(Originally posted March 11, 2016)
Father, the next several days are going to be a challenge. We are so excited that Massey is home for a few days! But because we want to stay up and talk and do things together it makes getting up more of a challenge. My time with You is of the utmost importance to me, so I am determined to be here. Please help me to be wise in what I do when awake so that I will sleep well. Help me to be safe in my travels and to do my best at Kohl’s and in getting ready for worship. Thank You for Your active presence in my life.
I don’t know if the tacos from supper were a contributing factor, Lord, but I sure dreamed last night. I know many times You used dreams in the Bible to communicate messages. My dream was surely disturbing, and it may just be a wild, taco-induced thing in my brain, but I do want to use it as a means of staying true to You and the ones I love.
It’s disturbing in that it was sexual in nature. It was not sordid, and there are no graphic details to pass along. In my dream, I was not married, but even then, it was like I was looking at myself doing and thinking things and feeling mortified because I am married. For the most part, the dream was flirtatious in nature, and though I was tempted to pursue things best left alone, I did not yield. The only physical contact was when I rubbed the young woman’s back. It was in a group setting, and that’s all I did, but just that simple contact evoked “feelings.” Later, she was in the shower, and a clear but subtle invitation had been extended to me, but I saw nothing and did nothing, for I did not yield. I didn’t even go near her location.
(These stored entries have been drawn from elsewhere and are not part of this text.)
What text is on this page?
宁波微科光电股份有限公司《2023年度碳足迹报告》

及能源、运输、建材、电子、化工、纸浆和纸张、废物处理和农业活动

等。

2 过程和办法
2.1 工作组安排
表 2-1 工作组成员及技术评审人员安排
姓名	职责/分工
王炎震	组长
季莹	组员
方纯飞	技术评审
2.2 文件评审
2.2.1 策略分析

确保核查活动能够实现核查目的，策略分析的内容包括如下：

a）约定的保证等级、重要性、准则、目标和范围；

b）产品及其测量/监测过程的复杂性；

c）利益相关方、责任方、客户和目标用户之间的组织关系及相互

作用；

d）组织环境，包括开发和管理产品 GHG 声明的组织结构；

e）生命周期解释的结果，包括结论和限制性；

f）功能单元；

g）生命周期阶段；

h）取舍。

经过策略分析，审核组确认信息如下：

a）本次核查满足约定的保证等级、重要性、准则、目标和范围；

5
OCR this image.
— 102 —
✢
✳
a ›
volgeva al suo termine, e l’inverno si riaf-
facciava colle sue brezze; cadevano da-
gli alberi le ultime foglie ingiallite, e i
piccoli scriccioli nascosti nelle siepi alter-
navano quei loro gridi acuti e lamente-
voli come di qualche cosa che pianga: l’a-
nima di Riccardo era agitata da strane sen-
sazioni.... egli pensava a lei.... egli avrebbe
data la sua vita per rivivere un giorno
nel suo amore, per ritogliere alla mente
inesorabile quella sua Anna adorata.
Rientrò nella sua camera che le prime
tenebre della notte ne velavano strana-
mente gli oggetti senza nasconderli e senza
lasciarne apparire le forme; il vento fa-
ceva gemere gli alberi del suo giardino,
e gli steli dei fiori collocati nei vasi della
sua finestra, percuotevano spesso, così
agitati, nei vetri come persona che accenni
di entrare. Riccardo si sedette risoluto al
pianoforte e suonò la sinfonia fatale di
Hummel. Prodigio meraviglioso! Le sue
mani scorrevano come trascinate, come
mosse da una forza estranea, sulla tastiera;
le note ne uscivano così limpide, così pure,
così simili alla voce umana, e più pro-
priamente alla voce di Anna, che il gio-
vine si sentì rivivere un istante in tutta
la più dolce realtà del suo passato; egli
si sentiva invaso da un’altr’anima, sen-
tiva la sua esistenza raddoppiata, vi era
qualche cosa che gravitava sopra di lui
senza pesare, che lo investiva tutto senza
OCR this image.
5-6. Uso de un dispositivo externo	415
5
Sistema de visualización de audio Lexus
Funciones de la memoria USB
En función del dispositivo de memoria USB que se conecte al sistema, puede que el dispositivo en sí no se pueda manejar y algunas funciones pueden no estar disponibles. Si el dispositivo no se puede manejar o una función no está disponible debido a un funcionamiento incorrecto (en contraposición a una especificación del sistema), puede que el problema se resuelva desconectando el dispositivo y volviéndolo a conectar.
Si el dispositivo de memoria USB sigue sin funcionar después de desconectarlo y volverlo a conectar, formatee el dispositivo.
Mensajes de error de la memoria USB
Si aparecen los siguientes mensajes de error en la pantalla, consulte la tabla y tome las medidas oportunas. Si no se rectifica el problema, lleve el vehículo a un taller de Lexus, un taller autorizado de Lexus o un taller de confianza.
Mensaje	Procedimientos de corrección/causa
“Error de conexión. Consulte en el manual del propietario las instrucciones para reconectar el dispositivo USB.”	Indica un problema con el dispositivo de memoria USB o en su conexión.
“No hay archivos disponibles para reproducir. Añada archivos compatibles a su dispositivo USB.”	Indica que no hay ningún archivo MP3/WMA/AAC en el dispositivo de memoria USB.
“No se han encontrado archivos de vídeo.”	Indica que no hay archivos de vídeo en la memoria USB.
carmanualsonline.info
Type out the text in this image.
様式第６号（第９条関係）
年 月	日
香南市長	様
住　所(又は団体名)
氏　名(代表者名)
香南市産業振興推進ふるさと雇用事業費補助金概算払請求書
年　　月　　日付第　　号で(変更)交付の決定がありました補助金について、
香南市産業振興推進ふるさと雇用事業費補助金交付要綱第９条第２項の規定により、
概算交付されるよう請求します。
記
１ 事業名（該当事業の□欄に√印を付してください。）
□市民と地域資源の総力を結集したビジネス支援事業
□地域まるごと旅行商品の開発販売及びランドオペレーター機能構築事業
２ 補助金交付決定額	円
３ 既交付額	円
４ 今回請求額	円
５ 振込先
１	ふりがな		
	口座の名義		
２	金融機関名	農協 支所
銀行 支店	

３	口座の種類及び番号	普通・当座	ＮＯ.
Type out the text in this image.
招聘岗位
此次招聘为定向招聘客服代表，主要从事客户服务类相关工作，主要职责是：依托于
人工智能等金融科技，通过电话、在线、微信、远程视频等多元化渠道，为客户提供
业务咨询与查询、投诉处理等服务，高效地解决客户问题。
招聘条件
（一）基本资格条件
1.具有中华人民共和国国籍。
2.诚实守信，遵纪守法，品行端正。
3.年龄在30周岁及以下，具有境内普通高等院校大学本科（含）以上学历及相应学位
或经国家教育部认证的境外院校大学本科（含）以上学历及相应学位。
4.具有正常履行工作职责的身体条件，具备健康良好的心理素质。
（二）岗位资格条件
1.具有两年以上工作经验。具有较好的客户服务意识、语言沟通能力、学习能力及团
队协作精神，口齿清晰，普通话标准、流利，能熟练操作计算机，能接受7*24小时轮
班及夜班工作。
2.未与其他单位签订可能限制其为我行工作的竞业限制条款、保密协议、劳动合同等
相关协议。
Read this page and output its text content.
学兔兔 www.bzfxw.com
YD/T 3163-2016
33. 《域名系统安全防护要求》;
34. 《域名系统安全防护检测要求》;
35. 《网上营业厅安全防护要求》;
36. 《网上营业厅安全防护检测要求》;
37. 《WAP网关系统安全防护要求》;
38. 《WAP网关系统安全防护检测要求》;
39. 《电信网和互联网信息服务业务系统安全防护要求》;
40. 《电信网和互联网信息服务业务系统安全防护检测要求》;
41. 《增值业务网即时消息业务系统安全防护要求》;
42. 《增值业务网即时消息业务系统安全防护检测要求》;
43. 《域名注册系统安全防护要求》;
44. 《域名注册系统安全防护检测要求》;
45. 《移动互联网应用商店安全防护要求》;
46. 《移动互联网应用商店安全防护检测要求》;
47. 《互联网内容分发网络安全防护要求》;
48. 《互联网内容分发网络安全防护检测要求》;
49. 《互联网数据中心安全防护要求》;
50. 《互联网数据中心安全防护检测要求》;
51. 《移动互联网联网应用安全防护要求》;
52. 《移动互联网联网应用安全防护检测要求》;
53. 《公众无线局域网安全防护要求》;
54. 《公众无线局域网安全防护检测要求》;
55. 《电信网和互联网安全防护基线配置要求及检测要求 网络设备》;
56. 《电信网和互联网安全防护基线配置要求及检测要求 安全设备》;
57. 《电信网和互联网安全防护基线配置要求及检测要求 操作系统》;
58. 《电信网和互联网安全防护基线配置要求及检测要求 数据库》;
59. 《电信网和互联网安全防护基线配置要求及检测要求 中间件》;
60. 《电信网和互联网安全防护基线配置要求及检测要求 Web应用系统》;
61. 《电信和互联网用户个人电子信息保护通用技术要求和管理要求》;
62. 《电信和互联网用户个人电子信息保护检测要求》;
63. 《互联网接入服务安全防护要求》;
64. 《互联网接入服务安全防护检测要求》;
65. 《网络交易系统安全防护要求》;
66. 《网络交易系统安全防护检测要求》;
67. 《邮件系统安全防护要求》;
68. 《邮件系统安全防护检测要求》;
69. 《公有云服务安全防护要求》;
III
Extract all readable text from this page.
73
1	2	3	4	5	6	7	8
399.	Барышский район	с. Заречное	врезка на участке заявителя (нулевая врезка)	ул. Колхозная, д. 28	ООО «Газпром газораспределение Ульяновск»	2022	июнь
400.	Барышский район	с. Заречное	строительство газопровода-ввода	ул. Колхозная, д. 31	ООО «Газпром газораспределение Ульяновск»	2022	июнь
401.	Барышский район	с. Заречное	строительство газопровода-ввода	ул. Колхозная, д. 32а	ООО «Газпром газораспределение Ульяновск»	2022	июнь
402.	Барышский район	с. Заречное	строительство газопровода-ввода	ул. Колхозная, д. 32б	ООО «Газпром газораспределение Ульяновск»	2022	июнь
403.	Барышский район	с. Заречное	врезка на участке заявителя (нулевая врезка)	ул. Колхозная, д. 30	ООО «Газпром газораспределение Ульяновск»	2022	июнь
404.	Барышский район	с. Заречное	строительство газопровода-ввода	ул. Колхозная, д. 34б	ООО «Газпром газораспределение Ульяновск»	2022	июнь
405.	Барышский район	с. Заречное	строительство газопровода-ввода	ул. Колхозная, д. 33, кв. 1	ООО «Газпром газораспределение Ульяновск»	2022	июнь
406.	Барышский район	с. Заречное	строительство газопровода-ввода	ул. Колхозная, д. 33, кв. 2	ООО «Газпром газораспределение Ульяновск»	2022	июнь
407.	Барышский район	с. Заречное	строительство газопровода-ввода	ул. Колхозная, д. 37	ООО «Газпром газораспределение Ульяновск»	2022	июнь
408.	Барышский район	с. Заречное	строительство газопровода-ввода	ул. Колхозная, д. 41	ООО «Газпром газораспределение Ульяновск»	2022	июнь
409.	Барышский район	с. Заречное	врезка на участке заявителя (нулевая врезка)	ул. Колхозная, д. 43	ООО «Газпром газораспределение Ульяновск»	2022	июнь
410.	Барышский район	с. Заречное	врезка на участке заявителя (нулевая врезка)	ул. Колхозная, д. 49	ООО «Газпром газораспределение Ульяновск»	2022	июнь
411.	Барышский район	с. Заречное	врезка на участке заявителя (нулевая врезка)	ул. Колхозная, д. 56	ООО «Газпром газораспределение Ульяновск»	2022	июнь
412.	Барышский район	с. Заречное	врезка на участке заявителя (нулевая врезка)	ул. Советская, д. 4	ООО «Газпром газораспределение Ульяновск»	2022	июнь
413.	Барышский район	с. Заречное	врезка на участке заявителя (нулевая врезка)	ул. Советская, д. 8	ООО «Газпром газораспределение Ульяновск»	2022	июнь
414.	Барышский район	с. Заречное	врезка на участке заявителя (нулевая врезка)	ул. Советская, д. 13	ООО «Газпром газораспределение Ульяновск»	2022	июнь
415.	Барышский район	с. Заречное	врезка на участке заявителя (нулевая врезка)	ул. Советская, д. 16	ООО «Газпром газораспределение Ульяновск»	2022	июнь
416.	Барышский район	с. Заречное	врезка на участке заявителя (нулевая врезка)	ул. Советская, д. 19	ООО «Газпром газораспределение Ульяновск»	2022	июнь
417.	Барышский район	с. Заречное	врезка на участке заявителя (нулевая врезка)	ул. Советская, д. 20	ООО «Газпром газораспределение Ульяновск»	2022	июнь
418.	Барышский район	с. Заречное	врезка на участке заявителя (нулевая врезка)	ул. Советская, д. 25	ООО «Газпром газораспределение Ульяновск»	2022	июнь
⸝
Yuck! I don’t even like writing it down, but, Lord, I want it to be an anchor point in our relationship that will shore up another extremely important relationship in my life – my marriage!
The world is replete with sexual promiscuity. Our culture’s mentality is to meet our own needs regardless of how it impacts others. And no matter how much our society glamorizes it, it always affects others – often in hurtful, scarring ways.
I am wholly committed to Karen! Jesus, You are very clear on this topic.
“You have heard the commandment that says, “You must not commit adultery! But I say, anyone who even looks at a woman with lust has already committed adultery with her in his heart.” Matthew 5:27-28
I pray daily for the strength and wisdom to abide by Your words, Lord. I do my best not to even linger on pictures of women I see. I strive to avert my eyes while interacting with the public when, on many occasions, low-cut tops and skin-tight bottoms want to lure me in.
Lord, help me! Only in You can I stand strong. I am totally dependent on You to get me through and want nothing else than to be utterly faithful to my wife. Amen – so be it!